A Chinese group has looked at all the different kinds of 2,000 year long proxies in the PAGES dataset and found that history looks quite different depending on which proxy you pick. Only the tree rings show the HockeyStick shape that matches the climate models. In other proxies, temperatures have fallen for most of the last 2,000 years, especially in the Southern half of the world. And even after the recent warming, we are not yet back to the temperatures the Romans lived through.

So yet again, we see that that current temperatures are not unusual except according to tree rings, which we know are affected by rising levels of CO2. (The paper does not mention CO2 or carbon or fertilizer).

"All the evidence points out that we are still far from a complete understanding of the Common Era temperature variability at hemispheric and global scales," says Professor Yang."

"We show that the millennial cooling of annual mean temperatures is likely a global phenomenon."

The world according to tree-rings is at the top, and other proxies, below:

The paper looked closely at how all the proxies responded to volcano eruptions, and tree rings do seem to be useful. But without acknowledging that trees love carbon dioxide and grow faster with the fertilization effect of extra CO2, it feels like they are dancing around the point. They said tree rings capture the variability of shorter periods (less than 200 years) but that non tree ring proxies were better for variations longer than 200 years. The news that matters the most to mum and dad voters is that they found a significant long term cooling trend, but that information is buried in the text.

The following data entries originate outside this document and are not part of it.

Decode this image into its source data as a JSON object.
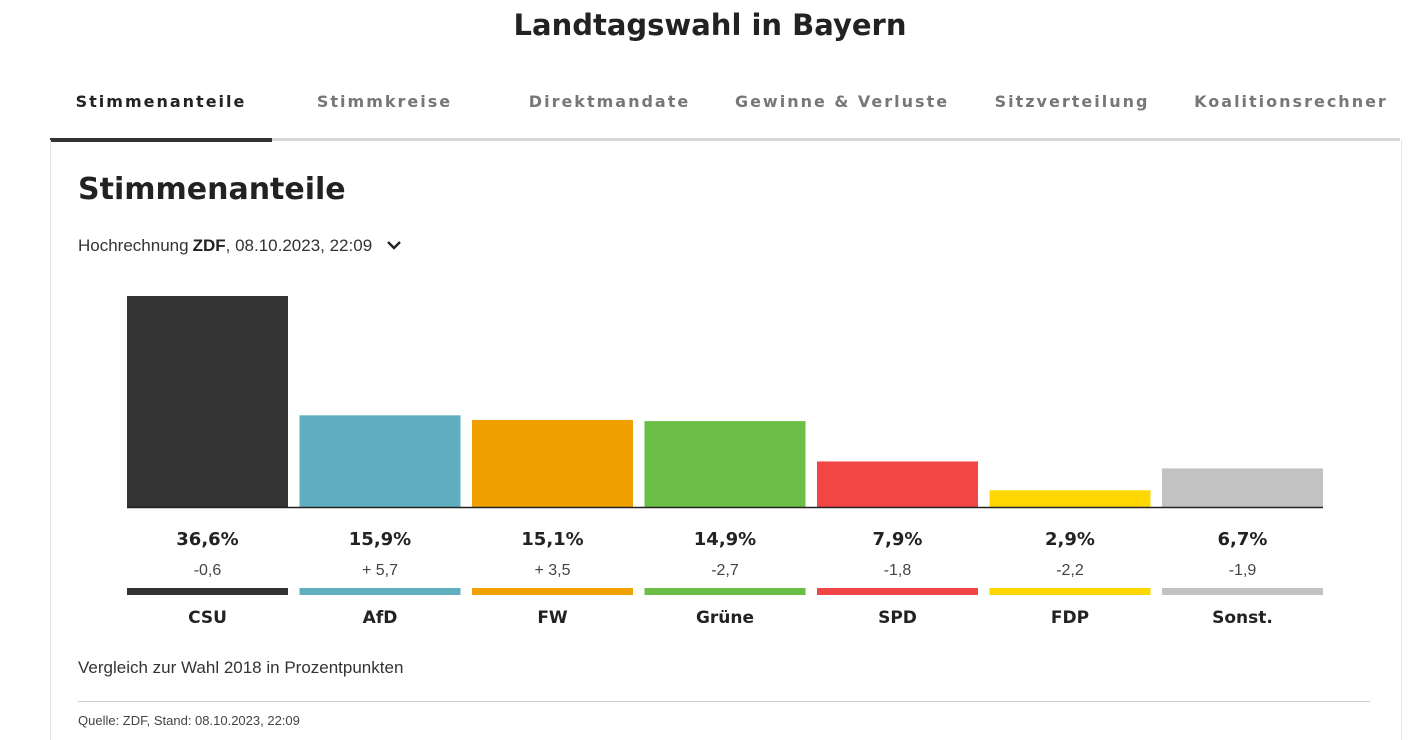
{
  "header": {
    "title": "Landtagswahl in Bayern"
  },
  "tabs": [
    {
      "label": "Stimmenanteile",
      "active": true
    },
    {
      "label": "Stimmkreise",
      "active": false
    },
    {
      "label": "Direktmandate",
      "active": false
    },
    {
      "label": "Gewinne & Verluste",
      "active": false
    },
    {
      "label": "Sitzverteilung",
      "active": false
    },
    {
      "label": "Koalitionsrechner",
      "active": false
    }
  ],
  "section": {
    "title": "Stimmenanteile",
    "projection_prefix": "Hochrechnung",
    "projection_source": "ZDF",
    "projection_time": ", 08.10.2023, 22:09",
    "dropdown_icon": "chevron-down-icon"
  },
  "chart_data": {
    "type": "bar",
    "categories": [
      "CSU",
      "AfD",
      "FW",
      "Grüne",
      "SPD",
      "FDP",
      "Sonst."
    ],
    "values": [
      36.6,
      15.9,
      15.1,
      14.9,
      7.9,
      2.9,
      6.7
    ],
    "value_labels": [
      "36,6%",
      "15,9%",
      "15,1%",
      "14,9%",
      "7,9%",
      "2,9%",
      "6,7%"
    ],
    "diff_labels": [
      "-0,6",
      "+ 5,7",
      "+ 3,5",
      "-2,7",
      "-1,8",
      "-2,2",
      "-1,9"
    ],
    "diffs": [
      -0.6,
      5.7,
      3.5,
      -2.7,
      -1.8,
      -2.2,
      -1.9
    ],
    "colors": [
      "#333333",
      "#5fafc0",
      "#f0a000",
      "#6bbf46",
      "#f04646",
      "#ffd700",
      "#c2c2c2"
    ],
    "ylim": [
      0,
      36.6
    ],
    "grid": false,
    "title": "",
    "xlabel": "",
    "ylabel": ""
  },
  "footer": {
    "comparison_note": "Vergleich zur Wahl 2018 in Prozentpunkten",
    "source": "Quelle: ZDF, Stand: 08.10.2023, 22:09"
  }
}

And as so many proxies have shown, global warming started back in the late 1600s, long before human emissions of CO2 started.

UPDATE: Look at the non-tree-ring proxy — the warming began in the Southern Hemisphere before 1700AD. See also the 120 proxies of Christiansen and Ldundqvist, and the signal in China. What started that? Climate modelers have no idea. It wasn't cars and coal power. It wasn't man-made CO2. We don't understand the big forces that drive our climate, yet we make you pay for your imaginary sins anyway.

Study finds temperature reconstructions during the Common Era are affected by the selection of paleoclimate data

PhysOrg: "… we wanted to know how our understanding of climate in the past is dependent on proxies," says Professor Bao Yang. A paper on this topic is published in the journal Science China Earth Sciences.

To do so, the research team led by Professor Yang integrated the longest millennial paleoclimate data in the PAGES proxy network into new versions of global and hemispheric reconstructions of annual temperatures. The results show that the rate of pre-industrial millennial cooling in global and hemispheric temperatures varies according to proxy combination, with the strongest cooling revealed by non-tree-ring proxies.

Yang and colleagues compared the volcanic responses and spectral characteristics of tree-ring and non-tree-ring records. They found that the properties of tree-ring and non-tree-ring data differ significantly.